Figure 7. Tenascin-C –/– mice have impaired cardiac angiogenic capacity. A) Representative images and electrocardiograms of cardiac allografts transplanted into the pinnae of 3- and 18-month-old hosts (either wild-type (WT) or tenascin-C–/–), with or without prior transplantation of 3-month-old bone marrow from wild-type (C57Bl/6) or tenascin C–/– mice into intact, unirradiated hosts. B) Allograft viability 7 days after transplantation (n=12–43 per group). C) Section of pinna from old host receiving young ROSA-26 bone marrow transplantation (peri-allograft region). Blue cells, β-gal+ donor bone marrow cells.
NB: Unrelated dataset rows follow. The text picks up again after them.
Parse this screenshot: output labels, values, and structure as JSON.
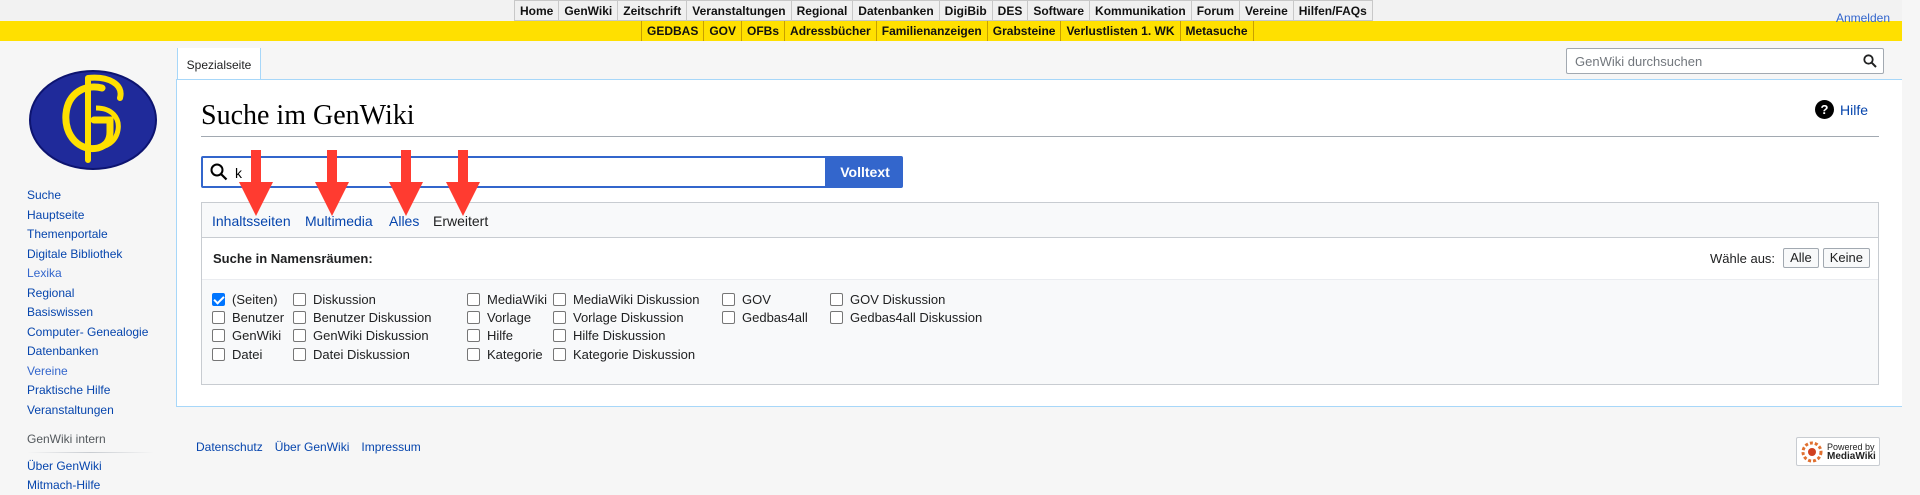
{
  "topnav": {
    "row1": [
      "Home",
      "GenWiki",
      "Zeitschrift",
      "Veranstaltungen",
      "Regional",
      "Datenbanken",
      "DigiBib",
      "DES",
      "Software",
      "Kommunikation",
      "Forum",
      "Vereine",
      "Hilfen/FAQs"
    ],
    "row2": [
      "GEDBAS",
      "GOV",
      "OFBs",
      "Adressbücher",
      "Familienanzeigen",
      "Grabsteine",
      "Verlustlisten 1. WK",
      "Metasuche"
    ],
    "login": "Anmelden"
  },
  "sidebar": {
    "items": [
      "Suche",
      "Hauptseite",
      "Themenportale",
      "Digitale Bibliothek",
      "Lexika",
      "Regional",
      "Basiswissen",
      "Computer- Genealogie",
      "Datenbanken",
      "Vereine",
      "Praktische Hilfe",
      "Veranstaltungen"
    ],
    "section_heading": "GenWiki intern",
    "section_items": [
      "Über GenWiki",
      "Mitmach-Hilfe"
    ]
  },
  "tabs": {
    "special": "Spezialseite"
  },
  "site_search": {
    "placeholder": "GenWiki durchsuchen"
  },
  "page": {
    "title": "Suche im GenWiki",
    "help_label": "Hilfe",
    "query_value": "k",
    "fulltext_button": "Volltext"
  },
  "search_tabs": [
    "Inhaltsseiten",
    "Multimedia",
    "Alles",
    "Erweitert"
  ],
  "namespaces": {
    "heading": "Suche in Namensräumen:",
    "choose_label": "Wähle aus:",
    "all_button": "Alle",
    "none_button": "Keine",
    "columns": [
      [
        {
          "label": "(Seiten)",
          "checked": true
        },
        {
          "label": "Benutzer",
          "checked": false
        },
        {
          "label": "GenWiki",
          "checked": false
        },
        {
          "label": "Datei",
          "checked": false
        }
      ],
      [
        {
          "label": "Diskussion",
          "checked": false
        },
        {
          "label": "Benutzer Diskussion",
          "checked": false
        },
        {
          "label": "GenWiki Diskussion",
          "checked": false
        },
        {
          "label": "Datei Diskussion",
          "checked": false
        }
      ],
      [
        {
          "label": "MediaWiki",
          "checked": false
        },
        {
          "label": "Vorlage",
          "checked": false
        },
        {
          "label": "Hilfe",
          "checked": false
        },
        {
          "label": "Kategorie",
          "checked": false
        }
      ],
      [
        {
          "label": "MediaWiki Diskussion",
          "checked": false
        },
        {
          "label": "Vorlage Diskussion",
          "checked": false
        },
        {
          "label": "Hilfe Diskussion",
          "checked": false
        },
        {
          "label": "Kategorie Diskussion",
          "checked": false
        }
      ],
      [
        {
          "label": "GOV",
          "checked": false
        },
        {
          "label": "Gedbas4all",
          "checked": false
        }
      ],
      [
        {
          "label": "GOV Diskussion",
          "checked": false
        },
        {
          "label": "Gedbas4all Diskussion",
          "checked": false
        }
      ]
    ]
  },
  "footer": {
    "links": [
      "Datenschutz",
      "Über GenWiki",
      "Impressum"
    ],
    "powered_line1": "Powered by",
    "powered_line2": "MediaWiki"
  },
  "colors": {
    "accent": "#3366cc",
    "yellow_bar": "#ffe000",
    "arrow": "#ff3b30"
  }
}
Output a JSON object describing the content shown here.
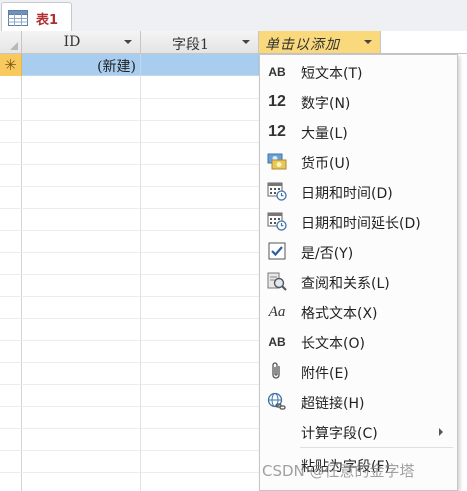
{
  "tab": {
    "label": "表1"
  },
  "columns": [
    {
      "header": "ID"
    },
    {
      "header": "字段1"
    },
    {
      "header": "单击以添加"
    }
  ],
  "new_row": {
    "selector_symbol": "✳",
    "id_value": "(新建)"
  },
  "menu": {
    "items": [
      {
        "icon": "short-text-icon",
        "glyph": "AB",
        "label": "短文本(T)"
      },
      {
        "icon": "number-icon",
        "glyph": "12",
        "label": "数字(N)"
      },
      {
        "icon": "large-number-icon",
        "glyph": "12",
        "label": "大量(L)"
      },
      {
        "icon": "currency-icon",
        "label": "货币(U)"
      },
      {
        "icon": "date-time-icon",
        "label": "日期和时间(D)"
      },
      {
        "icon": "date-time-extended-icon",
        "label": "日期和时间延长(D)"
      },
      {
        "icon": "checkbox-icon",
        "label": "是/否(Y)"
      },
      {
        "icon": "lookup-icon",
        "label": "查阅和关系(L)"
      },
      {
        "icon": "rich-text-icon",
        "glyph": "Aa",
        "label": "格式文本(X)"
      },
      {
        "icon": "long-text-icon",
        "glyph": "AB",
        "label": "长文本(O)"
      },
      {
        "icon": "attachment-icon",
        "label": "附件(E)"
      },
      {
        "icon": "hyperlink-icon",
        "label": "超链接(H)"
      },
      {
        "icon": "",
        "label": "计算字段(C)"
      },
      {
        "icon": "",
        "label": "粘贴为字段(F)"
      }
    ]
  },
  "watermark": "CSDN @任意的金字塔",
  "colors": {
    "tab_label": "#b03030",
    "new_row_bg": "#a8cdef",
    "active_header_bg": "#f9d97c",
    "selector_new_bg": "#f7c95f"
  }
}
Inset, host bone marrow colonized by donor β-gal+ donor cells. D) Section of pinna from old host receiving young tenascin-C–/– bone marrow. Note lack of β-gal+ donor cells. Inset, host bone marrow colonized by donor β-gal+ tenascin-C–/– cells. Arrows in (A), intact, vascularized cardiac allograft; white arrowheads in (A), cardiac allograft surrounded by fibrin clot, black arrowheads in (A), necrotic loss of allograft and host pinnal tissue; arrows in (D), blood clot at site of necrotic loss of allograft. Scale bars in (C) and (D), 50 μm, P < 0.05.